NEWS

Mission accomplished, and scientific community is ecstatic

How did the scientific community react to the success of the mission? With great enthusiasm. I received hundreds of congratulatory messages. It’s the first time I’ve seen so much enthusiasm. They believe that the mission will have substantial results. It’s not as though we simply went to Saturn. The Huygens probe (Dutch astronomer Christiaan Huygens discovered Titan in 1655) has completed its mission. Whatever it had to send, it sent. Now the data has to be analyzed. That will take some time. We already know that there is ice on the surface, which is very important.
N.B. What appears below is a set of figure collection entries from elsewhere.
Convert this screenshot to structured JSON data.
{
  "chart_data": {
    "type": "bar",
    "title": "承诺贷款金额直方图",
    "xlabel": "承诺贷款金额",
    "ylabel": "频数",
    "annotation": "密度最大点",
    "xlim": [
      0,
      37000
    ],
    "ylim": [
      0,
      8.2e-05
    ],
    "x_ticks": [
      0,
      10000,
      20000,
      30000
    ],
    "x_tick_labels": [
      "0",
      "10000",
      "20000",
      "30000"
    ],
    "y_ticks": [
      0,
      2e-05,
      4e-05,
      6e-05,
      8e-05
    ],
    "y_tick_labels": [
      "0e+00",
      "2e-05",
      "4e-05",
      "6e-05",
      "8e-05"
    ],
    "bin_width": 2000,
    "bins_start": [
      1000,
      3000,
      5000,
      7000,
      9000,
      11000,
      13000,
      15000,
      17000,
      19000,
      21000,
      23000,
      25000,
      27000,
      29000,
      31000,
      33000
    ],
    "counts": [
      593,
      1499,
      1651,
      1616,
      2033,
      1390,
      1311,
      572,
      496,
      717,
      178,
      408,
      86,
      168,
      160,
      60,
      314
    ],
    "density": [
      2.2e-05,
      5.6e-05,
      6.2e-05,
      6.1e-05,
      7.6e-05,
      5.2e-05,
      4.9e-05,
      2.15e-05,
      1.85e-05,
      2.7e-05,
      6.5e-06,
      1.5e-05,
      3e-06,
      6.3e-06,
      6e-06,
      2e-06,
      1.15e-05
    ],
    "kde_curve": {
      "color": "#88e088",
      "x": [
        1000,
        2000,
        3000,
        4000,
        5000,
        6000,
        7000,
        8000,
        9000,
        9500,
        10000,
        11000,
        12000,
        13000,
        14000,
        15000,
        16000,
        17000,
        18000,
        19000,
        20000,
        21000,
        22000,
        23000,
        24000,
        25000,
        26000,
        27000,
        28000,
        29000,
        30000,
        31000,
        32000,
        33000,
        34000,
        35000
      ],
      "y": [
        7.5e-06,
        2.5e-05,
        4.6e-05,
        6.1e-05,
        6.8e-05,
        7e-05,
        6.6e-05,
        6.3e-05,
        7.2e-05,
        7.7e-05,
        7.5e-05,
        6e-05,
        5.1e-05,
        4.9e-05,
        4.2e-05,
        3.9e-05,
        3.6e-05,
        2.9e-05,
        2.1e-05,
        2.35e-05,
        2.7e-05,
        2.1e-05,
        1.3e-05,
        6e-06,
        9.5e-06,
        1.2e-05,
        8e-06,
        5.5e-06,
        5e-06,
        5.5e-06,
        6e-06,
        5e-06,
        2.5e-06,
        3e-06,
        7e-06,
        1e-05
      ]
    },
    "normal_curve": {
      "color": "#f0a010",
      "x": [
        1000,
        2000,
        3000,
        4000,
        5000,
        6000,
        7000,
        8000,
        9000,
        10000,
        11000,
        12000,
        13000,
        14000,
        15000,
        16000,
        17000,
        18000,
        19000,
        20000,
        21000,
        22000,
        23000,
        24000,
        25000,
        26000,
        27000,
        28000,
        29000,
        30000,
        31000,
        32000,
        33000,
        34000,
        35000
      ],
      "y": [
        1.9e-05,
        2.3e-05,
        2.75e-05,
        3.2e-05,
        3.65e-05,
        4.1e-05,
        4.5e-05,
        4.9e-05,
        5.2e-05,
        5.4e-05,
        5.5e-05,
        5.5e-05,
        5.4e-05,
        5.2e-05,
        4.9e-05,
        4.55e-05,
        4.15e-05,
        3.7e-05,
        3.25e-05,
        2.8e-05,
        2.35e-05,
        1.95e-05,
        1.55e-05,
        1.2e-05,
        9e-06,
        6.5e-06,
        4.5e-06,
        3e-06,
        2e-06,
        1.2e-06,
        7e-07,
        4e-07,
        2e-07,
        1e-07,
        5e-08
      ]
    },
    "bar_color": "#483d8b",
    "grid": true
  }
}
The Cassini orbiter (the Italian-French astronomer Giovanni Domenico Cassini discovered that Saturn had two main rings and another three moons) has another four years of mission left. It will revolve round Saturn and send back information on the planet, its rings, Titan and its other satellites. When its fuel runs out, it will sink toward Saturn and be destroyed in its atmosphere. Like the other giant planets (Jupiter, Neptune and Uranus), Saturn does not have a surface. They are balls of gas. But Titan has both gases and a surface. The spacecraft’s course (for us ignoramuses) raises eyebrows: It went from Earth to Venus then back to Earth again, before heading for Jupiter and then Saturn. It passed by giant masses because that caused it to accelerate. When it passed by something huge, the force of gravity gave it the speed to go on to the next body. Otherwise, there wouldn’t have been enough fuel for it to get to Saturn.